Center for Communicable Disease Dynamics, Harvard T. H. Chan School of Public Health, Boston, Massachusetts.
Pediatric Infectious Diseases Unit, Soroka University Medical Center.
Clin Infect Dis. 2017 Nov 13;65(11):1853-1861. doi: 10.1093/cid/cix673.
Reductions in otitis media (OM) burden following rollout of pneumococcal conjugate vaccines (PCVs) have exceeded predictions of vaccine impact. In settings with active surveillance, reductions in OM caused by vaccine-targeted pneumococcal serotypes have co-occurred with reductions in OM caused by other pathogens carried in the upper-respiratory tract of children. To understand these changes, we investigated the progression of vaccine-targeted and non-vaccine pneumococcal serotypes from carriage to OM before and after vaccine rollout.
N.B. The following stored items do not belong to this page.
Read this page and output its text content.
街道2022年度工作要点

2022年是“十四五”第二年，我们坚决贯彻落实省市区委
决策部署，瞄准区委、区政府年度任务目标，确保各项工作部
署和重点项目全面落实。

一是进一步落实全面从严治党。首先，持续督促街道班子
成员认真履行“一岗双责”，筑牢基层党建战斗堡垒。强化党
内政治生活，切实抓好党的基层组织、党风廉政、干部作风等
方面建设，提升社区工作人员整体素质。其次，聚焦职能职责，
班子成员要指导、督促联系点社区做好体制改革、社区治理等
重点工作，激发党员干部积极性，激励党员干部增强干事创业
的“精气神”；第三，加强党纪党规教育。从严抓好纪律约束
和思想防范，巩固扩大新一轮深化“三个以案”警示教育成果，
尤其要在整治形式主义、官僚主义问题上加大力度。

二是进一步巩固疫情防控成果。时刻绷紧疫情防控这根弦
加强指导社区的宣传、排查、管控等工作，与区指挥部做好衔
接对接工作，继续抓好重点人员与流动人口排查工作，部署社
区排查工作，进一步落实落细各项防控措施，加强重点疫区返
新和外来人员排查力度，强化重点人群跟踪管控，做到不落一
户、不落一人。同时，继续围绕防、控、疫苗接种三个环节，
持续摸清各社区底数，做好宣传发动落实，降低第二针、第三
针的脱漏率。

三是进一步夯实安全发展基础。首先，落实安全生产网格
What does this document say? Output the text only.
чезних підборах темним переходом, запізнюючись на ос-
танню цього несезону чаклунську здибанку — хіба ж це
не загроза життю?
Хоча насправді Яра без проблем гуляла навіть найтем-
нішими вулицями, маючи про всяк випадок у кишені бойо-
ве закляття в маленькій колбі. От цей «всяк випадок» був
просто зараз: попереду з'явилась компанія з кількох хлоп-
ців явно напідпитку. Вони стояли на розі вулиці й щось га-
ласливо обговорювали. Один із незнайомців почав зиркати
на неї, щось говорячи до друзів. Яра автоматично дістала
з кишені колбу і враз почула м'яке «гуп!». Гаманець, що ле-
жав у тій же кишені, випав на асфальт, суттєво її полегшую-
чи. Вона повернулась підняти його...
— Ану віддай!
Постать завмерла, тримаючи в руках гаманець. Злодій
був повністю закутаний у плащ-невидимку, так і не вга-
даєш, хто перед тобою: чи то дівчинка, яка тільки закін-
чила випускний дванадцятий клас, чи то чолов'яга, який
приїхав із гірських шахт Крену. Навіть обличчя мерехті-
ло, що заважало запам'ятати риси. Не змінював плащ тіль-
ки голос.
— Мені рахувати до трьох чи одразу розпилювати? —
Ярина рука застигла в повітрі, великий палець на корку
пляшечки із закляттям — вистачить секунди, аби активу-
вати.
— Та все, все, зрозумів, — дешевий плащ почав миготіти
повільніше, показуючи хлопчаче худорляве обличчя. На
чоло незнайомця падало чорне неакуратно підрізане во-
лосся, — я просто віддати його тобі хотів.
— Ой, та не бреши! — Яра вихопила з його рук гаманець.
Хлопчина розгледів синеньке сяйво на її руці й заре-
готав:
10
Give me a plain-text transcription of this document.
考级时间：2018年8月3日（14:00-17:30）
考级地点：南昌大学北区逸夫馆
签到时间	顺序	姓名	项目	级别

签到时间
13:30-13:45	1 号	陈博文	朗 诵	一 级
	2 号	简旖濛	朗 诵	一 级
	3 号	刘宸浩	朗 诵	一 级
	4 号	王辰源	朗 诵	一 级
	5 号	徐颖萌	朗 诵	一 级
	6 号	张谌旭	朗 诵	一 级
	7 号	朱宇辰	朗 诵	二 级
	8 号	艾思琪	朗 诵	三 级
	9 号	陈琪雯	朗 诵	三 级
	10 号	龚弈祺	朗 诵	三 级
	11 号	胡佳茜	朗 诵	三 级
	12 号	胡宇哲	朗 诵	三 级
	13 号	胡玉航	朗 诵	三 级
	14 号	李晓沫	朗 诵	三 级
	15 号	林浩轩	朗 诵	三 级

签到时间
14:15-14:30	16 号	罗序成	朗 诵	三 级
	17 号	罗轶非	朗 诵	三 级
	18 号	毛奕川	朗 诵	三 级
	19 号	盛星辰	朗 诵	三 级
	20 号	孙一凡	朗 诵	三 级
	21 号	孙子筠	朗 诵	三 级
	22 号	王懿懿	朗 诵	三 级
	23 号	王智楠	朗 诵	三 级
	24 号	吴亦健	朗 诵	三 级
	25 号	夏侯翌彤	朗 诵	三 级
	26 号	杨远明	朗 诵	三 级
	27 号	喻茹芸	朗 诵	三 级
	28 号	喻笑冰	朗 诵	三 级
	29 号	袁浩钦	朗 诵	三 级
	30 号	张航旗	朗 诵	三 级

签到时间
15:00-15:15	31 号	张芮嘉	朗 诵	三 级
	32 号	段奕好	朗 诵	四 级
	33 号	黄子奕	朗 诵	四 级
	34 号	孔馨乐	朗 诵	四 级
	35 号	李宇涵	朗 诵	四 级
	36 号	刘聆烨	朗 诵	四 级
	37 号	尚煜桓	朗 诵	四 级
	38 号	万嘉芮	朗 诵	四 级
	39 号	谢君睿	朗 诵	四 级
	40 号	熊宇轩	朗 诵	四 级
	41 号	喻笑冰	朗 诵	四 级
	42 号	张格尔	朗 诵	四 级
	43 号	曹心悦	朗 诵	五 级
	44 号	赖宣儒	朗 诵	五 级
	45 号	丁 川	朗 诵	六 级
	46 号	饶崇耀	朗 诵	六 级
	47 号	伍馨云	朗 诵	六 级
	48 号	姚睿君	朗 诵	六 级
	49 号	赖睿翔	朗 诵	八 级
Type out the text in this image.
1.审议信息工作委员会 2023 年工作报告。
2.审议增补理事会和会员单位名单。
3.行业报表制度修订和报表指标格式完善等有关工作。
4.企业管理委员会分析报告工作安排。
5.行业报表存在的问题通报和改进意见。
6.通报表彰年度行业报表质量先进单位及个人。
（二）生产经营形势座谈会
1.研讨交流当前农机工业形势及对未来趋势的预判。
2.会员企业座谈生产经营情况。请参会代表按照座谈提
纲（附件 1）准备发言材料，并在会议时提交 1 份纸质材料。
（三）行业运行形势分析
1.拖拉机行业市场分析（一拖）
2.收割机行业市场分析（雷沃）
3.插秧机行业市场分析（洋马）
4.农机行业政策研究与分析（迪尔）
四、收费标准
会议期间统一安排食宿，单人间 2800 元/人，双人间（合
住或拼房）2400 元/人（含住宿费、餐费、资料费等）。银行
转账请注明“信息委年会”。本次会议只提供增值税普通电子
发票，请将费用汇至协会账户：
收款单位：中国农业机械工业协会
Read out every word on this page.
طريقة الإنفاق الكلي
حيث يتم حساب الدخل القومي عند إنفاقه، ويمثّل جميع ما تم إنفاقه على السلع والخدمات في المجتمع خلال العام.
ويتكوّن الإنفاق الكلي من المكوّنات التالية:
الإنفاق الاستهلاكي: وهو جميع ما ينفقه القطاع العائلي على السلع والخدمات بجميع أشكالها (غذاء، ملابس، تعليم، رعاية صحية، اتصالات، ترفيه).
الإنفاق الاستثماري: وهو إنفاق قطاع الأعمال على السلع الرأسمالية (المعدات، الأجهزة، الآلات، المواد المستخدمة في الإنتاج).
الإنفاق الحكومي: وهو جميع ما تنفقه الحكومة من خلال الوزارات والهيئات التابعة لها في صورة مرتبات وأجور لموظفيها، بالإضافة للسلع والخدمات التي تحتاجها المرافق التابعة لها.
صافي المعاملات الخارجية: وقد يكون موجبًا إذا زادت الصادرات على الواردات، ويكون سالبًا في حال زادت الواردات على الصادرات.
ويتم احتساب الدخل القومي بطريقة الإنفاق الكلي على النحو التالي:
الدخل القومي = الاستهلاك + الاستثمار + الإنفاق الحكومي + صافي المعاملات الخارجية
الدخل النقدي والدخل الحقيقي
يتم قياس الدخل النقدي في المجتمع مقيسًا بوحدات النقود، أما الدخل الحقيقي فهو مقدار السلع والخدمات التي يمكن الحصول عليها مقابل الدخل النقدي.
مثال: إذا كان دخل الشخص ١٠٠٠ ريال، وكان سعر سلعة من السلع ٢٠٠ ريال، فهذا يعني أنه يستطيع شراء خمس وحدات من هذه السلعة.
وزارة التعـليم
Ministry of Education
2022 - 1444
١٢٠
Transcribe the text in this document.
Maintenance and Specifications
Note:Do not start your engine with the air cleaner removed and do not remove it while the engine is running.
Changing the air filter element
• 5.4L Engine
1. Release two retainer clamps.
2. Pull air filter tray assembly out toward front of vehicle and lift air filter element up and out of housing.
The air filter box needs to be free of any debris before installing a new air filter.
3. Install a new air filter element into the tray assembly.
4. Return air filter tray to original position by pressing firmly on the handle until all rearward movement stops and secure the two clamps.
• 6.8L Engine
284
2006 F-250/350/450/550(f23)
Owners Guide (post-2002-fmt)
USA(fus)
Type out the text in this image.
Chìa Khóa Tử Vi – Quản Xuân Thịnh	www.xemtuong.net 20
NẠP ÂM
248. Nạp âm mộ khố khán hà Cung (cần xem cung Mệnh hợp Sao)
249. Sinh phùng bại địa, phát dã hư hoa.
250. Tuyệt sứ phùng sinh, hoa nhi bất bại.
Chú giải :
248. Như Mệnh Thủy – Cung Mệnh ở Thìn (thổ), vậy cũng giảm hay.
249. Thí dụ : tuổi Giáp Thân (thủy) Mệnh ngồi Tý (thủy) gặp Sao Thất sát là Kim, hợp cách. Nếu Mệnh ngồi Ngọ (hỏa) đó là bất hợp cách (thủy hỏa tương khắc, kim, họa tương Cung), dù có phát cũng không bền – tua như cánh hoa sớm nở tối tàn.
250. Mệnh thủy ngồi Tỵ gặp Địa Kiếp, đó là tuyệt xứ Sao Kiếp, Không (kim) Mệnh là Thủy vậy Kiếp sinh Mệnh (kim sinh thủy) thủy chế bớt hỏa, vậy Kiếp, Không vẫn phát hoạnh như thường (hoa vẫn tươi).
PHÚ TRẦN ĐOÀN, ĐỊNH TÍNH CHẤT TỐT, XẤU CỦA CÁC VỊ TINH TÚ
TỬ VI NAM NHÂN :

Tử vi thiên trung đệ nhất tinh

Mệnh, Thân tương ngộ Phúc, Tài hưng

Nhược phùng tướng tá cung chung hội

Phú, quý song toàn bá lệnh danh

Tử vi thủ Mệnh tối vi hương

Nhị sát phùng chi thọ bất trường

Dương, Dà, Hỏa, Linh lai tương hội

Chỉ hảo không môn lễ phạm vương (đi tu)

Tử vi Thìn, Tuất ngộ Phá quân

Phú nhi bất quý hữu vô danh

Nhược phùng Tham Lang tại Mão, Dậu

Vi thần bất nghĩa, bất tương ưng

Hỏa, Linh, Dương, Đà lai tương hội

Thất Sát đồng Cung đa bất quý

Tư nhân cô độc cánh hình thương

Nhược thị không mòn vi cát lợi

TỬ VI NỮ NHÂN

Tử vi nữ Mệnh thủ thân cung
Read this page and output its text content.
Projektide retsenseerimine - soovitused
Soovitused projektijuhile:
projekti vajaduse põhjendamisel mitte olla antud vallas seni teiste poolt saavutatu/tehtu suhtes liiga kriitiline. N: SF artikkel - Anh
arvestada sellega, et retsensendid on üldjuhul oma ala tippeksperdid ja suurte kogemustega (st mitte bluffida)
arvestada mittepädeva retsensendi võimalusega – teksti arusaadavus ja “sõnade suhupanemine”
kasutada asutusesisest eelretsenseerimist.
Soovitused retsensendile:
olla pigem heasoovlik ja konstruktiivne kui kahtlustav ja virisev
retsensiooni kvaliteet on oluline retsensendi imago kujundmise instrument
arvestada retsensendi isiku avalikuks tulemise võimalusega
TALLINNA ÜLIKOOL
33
Nasopharyngeal carriage prevalence of pneumococcus was monitored in prospective studies of Bedouin and Jewish children <3 years old in southern Israel between 2004 and 2016. Incidence of OM necessitating middle-ear fluid culture (predominantly complex OM including recurrent, spontaneously-draining, non-responsive, and chronic cases) was monitored via prospective, population-based active surveillance. We estimated rates of pneumococcal serotype-specific progression from carriage to disease before and after rollout of PCV7/13, measured as OM incidence per carrier. We pooled serotype-specific estimates using Bayesian random-effects models.
On average, rates of progression declined 92% (95% credible interval: 79-97%) and 80% (46-93%) for PCV7/13 serotypes among Bedouin and Jewish children <12 months old, respectively, and 32% (-58-71%) and 61% (-5-86%) among children aged 12-35m. For non-vaccine serotypes, rates of progression among Bedouin and Jewish children aged <12m declined 74% (55-85%) and 43% (4-68%), respectively.
Vaccine-targeted and non-vaccine pneumococcal serotypes showed lower rates of progression to complex OM after rollout of PCV7/13. Early-life OM episodes historically associated with vaccine-serotype pneumococci may impact the susceptibility of children to OM progression.
肺炎球菌结合疫苗(PCV)推出后,中耳炎(OM)负担的减少超过了疫苗影响的预测。在有主动监测的环境中,疫苗针对的肺炎球菌血清型引起的 OM 减少与儿童上呼吸道携带的其他病原体引起的 OM 减少同时发生。为了了解这些变化,我们调查了疫苗针对和非疫苗肺炎球菌血清型从携带到疫苗推出前后 OM 的进展。
在 2004 年至 2016 年期间,对以色列南部的贝都因和犹太儿童进行了前瞻性研究,监测鼻咽部肺炎球菌携带率。通过前瞻性、基于人群的主动监测,监测需要中耳液培养的 OM 发病率(主要是复杂 OM,包括复发性、自发性引流、无反应性和慢性病例)。我们估计了 PCV7/13 推出前后从携带到疾病的肺炎球菌血清型特异性进展率,以每携带者 OM 发病率来衡量。我们使用贝叶斯随机效应模型汇总了血清型特异性估计值。
平均而言,PCV7/13 血清型在 12 个月以下的贝都因和犹太儿童中的进展率分别下降了 92%(95%可信区间:79-97%)和 80%(46-93%),而在 12-35 个月的儿童中分别下降了 32%(-58-71%)和 61%(-5-86%)。对于非疫苗血清型,12 个月以下的贝都因和犹太儿童的进展率分别下降了 74%(55-85%)和 43%(4-68%)。
PCV7/13 推出后,疫苗针对和非疫苗肺炎球菌血清型向复杂 OM 进展的速度较慢。历史上与疫苗血清型肺炎球菌相关的婴儿期 OM 发作可能会影响儿童对 OM 进展的易感性。